Justo cuando le daba la pistola al agente, Smithback oyó pasos por la escalera de la estación. Siguiendo a Pendergast, volvió al andén, donde se acurrucaron contra una pared.

—¡Policía! —exclamó una voz en la otra punta de la estación—. ¡Las armas al suelo! ¡No se muevan!

—¡Quédense donde están! —dijo Hayward a pleno pulmón, blandiendo su placa—. ¡Operación policial en marcha!

—¡Identifíquese!

—¡Capitana Laura Hayward, de Homicidios!

Parecían perplejos.

Viendo que Pendergast apuntaba con su arma, Smithback se encogió aún más contra la pared.

—¡Agáchese, capitana! —gritó uno de los policías.

—¡Pónganse a cubierto ahora mismo! —fue la respuesta de Hayward.

—¿Preparados? —preguntó Pendergast sin levantar la voz—. A la de tres. Uno…

—Repito, capitana: ¡agáchese!

—Dos…

—¡Yo también repito, idiotas! ¡A cubierto!

—Tres…

Una enorme explosión siguió inmediatamente al disparo, haciendo temblar el suelo. La onda expansiva golpeó a Smithback en medio del pecho, tirándolo al suelo de cemento. En un abrir y cerrar de ojos toda la estación se llenó de polvo de cemento. Smithback se quedó boca arriba, atontado y sin poder respirar. Le llovieron encima trocitos de cemento.

—¡Coño!

Era la voz de D’Agosta, aún estaba todo tan oscuro que no se lo veía.

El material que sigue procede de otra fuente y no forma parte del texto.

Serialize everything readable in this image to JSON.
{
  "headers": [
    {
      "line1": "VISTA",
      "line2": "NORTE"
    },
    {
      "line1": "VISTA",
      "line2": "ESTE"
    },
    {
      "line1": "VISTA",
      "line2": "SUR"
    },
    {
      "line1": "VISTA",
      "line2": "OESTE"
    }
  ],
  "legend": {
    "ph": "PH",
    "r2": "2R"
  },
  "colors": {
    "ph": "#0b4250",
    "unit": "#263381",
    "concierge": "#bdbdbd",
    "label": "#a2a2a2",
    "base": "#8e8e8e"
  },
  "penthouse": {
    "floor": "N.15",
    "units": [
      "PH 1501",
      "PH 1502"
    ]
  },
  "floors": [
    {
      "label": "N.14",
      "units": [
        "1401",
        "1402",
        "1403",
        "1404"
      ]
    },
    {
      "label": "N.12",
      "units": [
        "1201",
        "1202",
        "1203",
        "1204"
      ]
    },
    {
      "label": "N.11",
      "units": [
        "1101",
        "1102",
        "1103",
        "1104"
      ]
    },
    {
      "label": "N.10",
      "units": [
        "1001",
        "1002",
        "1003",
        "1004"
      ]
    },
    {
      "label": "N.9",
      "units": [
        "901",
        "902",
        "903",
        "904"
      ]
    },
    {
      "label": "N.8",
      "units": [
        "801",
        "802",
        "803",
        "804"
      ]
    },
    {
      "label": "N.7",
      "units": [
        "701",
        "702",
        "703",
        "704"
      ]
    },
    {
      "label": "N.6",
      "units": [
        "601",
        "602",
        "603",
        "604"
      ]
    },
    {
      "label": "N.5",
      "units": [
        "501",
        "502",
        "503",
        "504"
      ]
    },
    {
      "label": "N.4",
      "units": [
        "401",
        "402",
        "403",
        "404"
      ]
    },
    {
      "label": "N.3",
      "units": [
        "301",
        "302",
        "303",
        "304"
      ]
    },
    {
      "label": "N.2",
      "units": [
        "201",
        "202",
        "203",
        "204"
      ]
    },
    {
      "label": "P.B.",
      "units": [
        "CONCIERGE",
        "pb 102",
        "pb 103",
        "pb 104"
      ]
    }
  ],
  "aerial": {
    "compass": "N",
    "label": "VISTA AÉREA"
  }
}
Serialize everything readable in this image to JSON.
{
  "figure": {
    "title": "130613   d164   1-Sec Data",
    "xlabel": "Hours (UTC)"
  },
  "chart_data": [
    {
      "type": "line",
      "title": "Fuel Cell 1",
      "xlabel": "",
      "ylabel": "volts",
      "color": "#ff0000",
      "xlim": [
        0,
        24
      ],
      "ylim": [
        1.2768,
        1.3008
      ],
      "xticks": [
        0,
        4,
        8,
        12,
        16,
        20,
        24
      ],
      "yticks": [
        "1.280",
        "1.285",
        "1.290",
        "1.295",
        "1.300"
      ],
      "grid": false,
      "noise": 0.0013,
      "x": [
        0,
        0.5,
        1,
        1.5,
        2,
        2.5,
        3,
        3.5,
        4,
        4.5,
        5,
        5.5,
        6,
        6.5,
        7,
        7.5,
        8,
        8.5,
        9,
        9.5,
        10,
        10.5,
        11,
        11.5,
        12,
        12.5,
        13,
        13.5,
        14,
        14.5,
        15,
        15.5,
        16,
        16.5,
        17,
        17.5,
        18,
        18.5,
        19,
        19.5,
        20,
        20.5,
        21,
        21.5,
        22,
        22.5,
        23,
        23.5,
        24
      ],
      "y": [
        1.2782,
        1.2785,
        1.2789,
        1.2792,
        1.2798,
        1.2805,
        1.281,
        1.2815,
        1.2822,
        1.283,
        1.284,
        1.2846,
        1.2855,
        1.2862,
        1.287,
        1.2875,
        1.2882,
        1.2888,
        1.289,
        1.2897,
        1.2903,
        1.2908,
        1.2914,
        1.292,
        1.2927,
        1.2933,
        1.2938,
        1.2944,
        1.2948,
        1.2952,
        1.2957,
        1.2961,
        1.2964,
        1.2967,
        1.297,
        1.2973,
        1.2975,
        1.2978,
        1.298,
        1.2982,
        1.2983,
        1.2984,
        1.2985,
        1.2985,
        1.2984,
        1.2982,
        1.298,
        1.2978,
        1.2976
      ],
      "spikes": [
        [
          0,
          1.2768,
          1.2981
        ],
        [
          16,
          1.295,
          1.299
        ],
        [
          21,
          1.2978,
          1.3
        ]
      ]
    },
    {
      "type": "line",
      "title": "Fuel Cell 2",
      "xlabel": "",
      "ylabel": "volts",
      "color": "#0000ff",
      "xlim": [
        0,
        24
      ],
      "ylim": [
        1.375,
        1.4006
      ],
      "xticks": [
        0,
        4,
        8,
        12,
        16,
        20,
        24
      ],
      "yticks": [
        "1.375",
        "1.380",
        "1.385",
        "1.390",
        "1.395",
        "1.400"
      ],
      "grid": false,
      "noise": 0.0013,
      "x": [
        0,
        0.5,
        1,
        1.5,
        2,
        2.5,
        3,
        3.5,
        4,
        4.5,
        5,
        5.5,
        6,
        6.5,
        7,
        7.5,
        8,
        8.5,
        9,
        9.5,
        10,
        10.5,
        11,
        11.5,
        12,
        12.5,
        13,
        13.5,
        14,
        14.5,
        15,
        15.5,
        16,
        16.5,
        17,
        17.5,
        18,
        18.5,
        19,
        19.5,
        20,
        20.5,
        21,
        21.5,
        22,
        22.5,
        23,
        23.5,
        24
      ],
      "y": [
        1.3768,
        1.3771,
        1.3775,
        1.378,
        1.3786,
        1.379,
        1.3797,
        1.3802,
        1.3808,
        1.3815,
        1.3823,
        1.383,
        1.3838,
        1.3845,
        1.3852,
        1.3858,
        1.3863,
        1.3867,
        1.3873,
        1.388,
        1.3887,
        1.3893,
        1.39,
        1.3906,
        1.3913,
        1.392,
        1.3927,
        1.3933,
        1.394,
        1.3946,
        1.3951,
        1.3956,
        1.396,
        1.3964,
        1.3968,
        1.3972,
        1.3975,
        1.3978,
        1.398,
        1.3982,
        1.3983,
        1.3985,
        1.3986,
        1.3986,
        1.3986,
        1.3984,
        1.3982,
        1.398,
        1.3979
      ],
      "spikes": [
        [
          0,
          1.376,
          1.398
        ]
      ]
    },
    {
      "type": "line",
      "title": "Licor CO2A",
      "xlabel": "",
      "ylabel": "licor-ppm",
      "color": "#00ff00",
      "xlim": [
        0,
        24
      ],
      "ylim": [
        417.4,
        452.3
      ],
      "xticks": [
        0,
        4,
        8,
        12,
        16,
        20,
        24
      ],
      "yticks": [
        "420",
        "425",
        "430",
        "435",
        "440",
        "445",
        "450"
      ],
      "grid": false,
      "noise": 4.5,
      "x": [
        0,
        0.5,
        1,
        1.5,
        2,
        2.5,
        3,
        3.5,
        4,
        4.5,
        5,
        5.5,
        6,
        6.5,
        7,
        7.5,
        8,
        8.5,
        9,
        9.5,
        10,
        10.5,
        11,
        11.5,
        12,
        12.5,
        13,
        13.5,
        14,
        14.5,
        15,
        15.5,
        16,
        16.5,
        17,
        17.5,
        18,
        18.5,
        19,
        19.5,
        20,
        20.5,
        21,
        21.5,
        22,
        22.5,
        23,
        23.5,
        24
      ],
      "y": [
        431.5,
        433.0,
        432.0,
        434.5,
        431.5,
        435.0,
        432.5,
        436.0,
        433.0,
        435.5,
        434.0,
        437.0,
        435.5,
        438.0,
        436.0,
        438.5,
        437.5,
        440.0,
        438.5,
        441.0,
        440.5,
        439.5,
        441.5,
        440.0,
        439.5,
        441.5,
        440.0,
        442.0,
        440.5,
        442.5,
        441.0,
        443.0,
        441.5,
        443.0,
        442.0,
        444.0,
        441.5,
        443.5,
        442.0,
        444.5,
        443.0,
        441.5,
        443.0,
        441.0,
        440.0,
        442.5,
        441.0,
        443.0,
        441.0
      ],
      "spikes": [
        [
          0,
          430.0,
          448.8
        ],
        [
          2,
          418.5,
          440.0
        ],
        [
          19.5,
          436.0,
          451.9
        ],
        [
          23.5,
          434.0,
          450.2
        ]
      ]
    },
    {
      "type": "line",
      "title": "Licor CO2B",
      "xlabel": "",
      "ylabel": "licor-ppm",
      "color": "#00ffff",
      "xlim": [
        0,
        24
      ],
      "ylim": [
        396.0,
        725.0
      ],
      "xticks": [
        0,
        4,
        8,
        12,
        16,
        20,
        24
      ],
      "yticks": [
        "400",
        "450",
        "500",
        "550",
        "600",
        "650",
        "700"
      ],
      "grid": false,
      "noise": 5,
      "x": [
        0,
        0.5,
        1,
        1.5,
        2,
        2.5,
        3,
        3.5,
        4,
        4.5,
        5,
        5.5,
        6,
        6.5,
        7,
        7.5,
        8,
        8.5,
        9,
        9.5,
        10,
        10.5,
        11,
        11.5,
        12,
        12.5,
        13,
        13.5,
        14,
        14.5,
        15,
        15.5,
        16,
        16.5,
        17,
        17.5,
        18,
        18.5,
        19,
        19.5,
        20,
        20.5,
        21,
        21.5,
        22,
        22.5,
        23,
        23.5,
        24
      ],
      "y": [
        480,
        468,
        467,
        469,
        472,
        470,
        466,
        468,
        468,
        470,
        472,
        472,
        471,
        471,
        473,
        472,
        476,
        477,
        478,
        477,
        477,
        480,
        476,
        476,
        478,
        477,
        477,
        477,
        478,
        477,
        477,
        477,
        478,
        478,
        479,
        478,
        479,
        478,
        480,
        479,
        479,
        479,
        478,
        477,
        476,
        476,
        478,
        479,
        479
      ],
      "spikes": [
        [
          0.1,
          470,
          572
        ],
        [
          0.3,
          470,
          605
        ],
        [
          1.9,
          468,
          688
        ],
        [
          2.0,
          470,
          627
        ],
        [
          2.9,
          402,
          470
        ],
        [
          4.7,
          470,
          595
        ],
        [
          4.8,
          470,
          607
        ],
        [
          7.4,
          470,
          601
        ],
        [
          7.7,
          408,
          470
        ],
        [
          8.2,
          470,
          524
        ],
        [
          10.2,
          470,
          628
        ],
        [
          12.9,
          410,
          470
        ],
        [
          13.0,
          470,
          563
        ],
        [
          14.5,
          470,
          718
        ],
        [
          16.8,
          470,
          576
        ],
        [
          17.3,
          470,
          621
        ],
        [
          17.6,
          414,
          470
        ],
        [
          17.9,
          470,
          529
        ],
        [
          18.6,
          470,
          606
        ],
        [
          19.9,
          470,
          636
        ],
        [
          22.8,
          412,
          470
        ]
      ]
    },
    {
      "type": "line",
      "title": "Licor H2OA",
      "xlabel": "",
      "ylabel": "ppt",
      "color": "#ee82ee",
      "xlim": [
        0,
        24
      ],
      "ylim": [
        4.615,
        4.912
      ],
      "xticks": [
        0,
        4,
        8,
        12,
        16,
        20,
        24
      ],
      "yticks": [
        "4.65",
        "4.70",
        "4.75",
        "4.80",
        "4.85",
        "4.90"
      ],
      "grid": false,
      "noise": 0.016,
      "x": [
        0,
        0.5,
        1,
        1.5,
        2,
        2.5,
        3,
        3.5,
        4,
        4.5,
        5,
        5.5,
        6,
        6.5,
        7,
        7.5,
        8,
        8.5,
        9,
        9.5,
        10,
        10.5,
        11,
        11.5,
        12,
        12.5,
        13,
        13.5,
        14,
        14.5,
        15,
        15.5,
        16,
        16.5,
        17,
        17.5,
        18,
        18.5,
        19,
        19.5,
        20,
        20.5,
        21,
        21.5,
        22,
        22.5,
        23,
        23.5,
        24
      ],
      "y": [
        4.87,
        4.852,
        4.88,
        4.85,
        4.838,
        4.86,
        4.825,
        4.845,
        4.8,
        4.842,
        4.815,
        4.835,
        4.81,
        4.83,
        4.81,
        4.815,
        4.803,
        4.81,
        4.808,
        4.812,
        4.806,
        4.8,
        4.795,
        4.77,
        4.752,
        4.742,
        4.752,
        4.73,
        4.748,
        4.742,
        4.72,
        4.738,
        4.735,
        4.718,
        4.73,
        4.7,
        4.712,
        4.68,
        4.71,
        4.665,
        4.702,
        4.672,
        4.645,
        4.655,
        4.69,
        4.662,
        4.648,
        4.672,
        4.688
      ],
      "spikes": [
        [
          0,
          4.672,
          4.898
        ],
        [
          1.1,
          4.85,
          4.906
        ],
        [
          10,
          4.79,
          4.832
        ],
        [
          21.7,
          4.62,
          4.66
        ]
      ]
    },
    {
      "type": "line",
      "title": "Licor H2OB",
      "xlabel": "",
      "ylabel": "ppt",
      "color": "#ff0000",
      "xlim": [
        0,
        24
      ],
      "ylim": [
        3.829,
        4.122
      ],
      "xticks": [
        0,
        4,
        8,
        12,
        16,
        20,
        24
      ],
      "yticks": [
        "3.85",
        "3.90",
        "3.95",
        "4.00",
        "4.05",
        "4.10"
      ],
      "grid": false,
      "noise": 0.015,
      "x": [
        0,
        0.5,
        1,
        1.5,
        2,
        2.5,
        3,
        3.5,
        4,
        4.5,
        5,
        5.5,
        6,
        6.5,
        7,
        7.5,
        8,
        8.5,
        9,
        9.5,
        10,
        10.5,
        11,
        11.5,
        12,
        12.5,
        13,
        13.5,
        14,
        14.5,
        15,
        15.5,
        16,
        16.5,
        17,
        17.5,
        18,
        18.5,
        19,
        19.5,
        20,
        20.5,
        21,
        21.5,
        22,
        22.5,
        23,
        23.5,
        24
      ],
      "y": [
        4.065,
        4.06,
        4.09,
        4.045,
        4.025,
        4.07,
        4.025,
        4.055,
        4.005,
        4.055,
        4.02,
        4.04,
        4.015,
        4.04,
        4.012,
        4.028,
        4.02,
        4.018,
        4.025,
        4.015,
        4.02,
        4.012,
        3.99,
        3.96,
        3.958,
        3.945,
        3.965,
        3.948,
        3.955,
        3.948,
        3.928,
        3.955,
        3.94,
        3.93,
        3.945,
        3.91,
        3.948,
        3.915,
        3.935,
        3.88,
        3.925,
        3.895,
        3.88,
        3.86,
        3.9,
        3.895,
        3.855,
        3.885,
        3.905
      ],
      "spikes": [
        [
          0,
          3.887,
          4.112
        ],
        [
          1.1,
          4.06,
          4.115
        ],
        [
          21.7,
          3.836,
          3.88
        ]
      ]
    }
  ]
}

Smithback oyó vagamente gritos confusos en la otra punta de la estación. Al incorporarse, a pesar del polvo en la garganta y un zumbido en los oídos, sintió el peso tranquilizador de una mano en el hombro, y a continuación la voz de Pendergast en el oído.

—¿Señor Smithback? Ahora entraremos y necesitaré su ayuda. Detenga el espectáculo. Arranque cables, eche al suelo pantallas, rompa bombillas… Lo que quiera, pero detenga el espectáculo. Es lo primero que debemos hacer, incluso antes de ayudar a la gente. ¿Me ha entendido?

—¡Pedid refuerzos! —se atragantó una voz en la otra punta del andén.

—¿Me ha entendido? —insistió Pendergast.

Smithback tosió y asintió con la cabeza. El agente lo ayudó a levantarse.

—¡Ahora! —susurró.

Corrieron hacia el otro lado de la esquina, seguidos muy de cerca por D’Agosta y Hayward. El polvo había bajado lo suficiente para que pudiera verse un boquete en la pared, del que salían nubes de niebla brillantemente iluminadas por un incesante parpadeo de luces estroboscópicas.

Smithback se preparó, aguantando la respiración, y penetró en el agujero.